Buckle up ladies and gentlemen, it's about to get bumpy around here.
Sorry that I haven't written since I got back, God has really just been stirring up so much in my heart that I really just had to take some time to sit on things, process them, and attempt to figure out what it all means. I'm heading into some unfamiliar territory in my life currently, and since I just recently returned from some world travels, I thought the turbulence analogy would only be fitting. :)
Right now my heart and my head are in a place of uncertainty. For the first time in my life, i'm learning how to truly surrender multiple desires close to my heart willingly before it is my only option... that leaves me a little nervous, but definitely willing to rely on God's faithfulness to honor my actions that I feel Him prompting me to act upon. God's gentle tug that i've felt to get out of my comfort zone has only been countered by satan's attempt to distract me with other heartaches and frustrations, and I find myself incredibly vulnerable and stuck in the middle of what seems like a battle between good and evil.
But I do know one thing...I never want to put God in a box.

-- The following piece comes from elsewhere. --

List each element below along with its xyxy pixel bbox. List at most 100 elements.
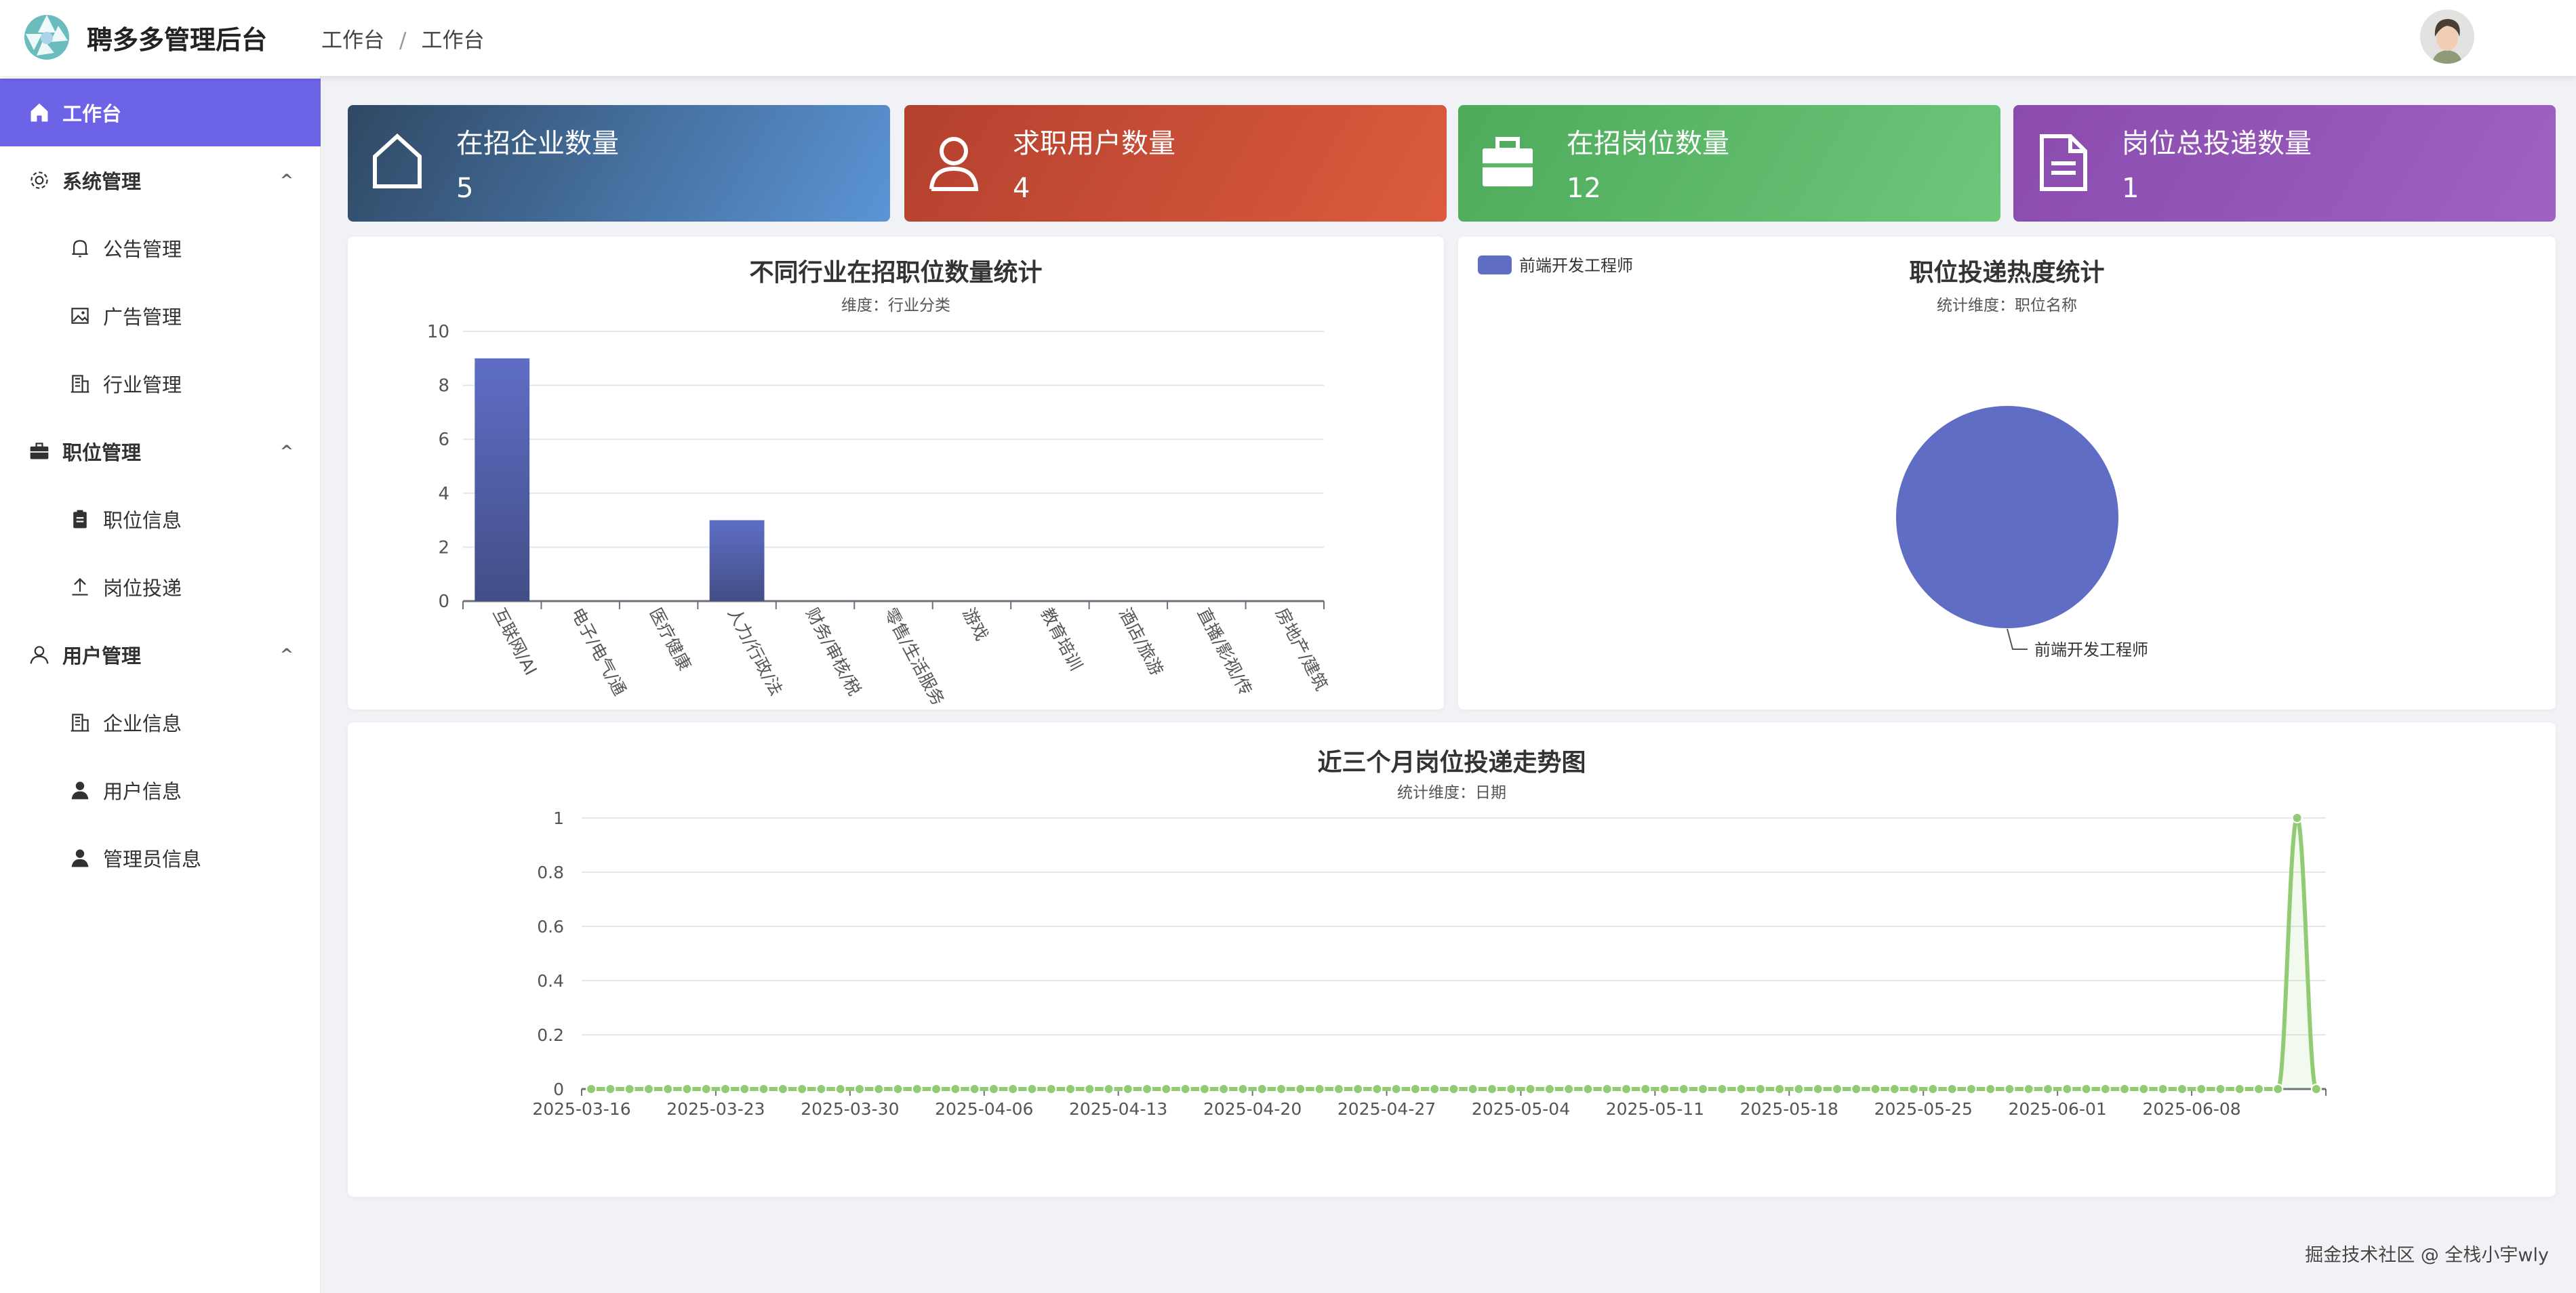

I never want to limit Him to the sometimes ridiculously insignificant ambitions and plans that I might think up for my life. I have learned that His plans always far exceed anything I could ever dream of. They always will. And I also have to remember that my life is not my own...I was bought with a price and I am not here on this earth to serve my own selfish desires of the flesh. I am here to serve a God that loves me beyond comprehension. And that's what I have to give back...trust beyond all comprehension.
My dear friend and prayer partner, Shae was just reminding me tonight that in times like these we must constantly cling to God's word and bury his scripture in our hearts as a tool to battle the enemy and charge on towards whatever it is God is calling us to do. Tonight I am clinging to the words in Isaiah 41:10 that say:
So do not fear, for I am with you;
do not be dismayed, for I am your God.
I will strengthen you and help you;
I will uphold you with my righteous right hand.

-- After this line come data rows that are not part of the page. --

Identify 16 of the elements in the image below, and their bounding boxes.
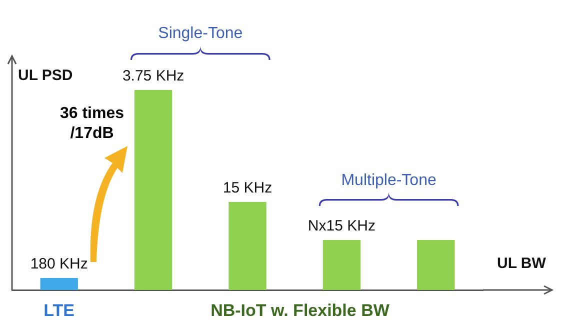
text: LTE <box>44 301 75 320</box>
x-tick-label: Nx15 KHz <box>308 218 376 235</box>
annotation: Multiple-Tone <box>341 172 436 189</box>
x-axis-title: UL BW <box>497 255 547 272</box>
bar <box>417 240 455 290</box>
bar <box>228 202 266 290</box>
bar <box>134 90 172 290</box>
y-axis-title: UL PSD <box>18 67 73 84</box>
annotation: 36 times /17dB <box>60 105 124 142</box>
x-tick-label: 15 KHz <box>222 180 272 197</box>
bar <box>40 278 78 290</box>
text: Single-Tone <box>158 25 243 42</box>
x-tick-label: 3.75 KHz <box>122 68 184 85</box>
x-tick-label: 180 KHz <box>30 256 88 273</box>
text: NB-IoT w. Flexible BW <box>210 301 390 320</box>
bar <box>322 240 361 290</box>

So now I go into this bumpy season of life...I don't know how long it will last, and I don't know where i'll be when I come out on the other side...but I am trusting that God is my seatbelt...He will keep me secure and in His will as long as i'm willing to trust, obey, and not be afraid to follow Him at any cost.
Jamie
2 comments:
Jamie,
I am so excited to see what God provides for you in the near future. You became an amazing individual when He captured your heart and I'm sure you'll do great things with that love for Him and others. Never lose sight of what He wants and God will comfort you all of the way through. I'm praying for you.
Jerry
this is beautiful and so well written. you know as well as i do that being surrendered clay in the hands of the potter can be painful. it can also be frustrating because we have no control... all we are called to do is surrender and yield to him. you are doing just that and i know that you are going to be even more beautiful on the other side :) praying for you dear one. love you!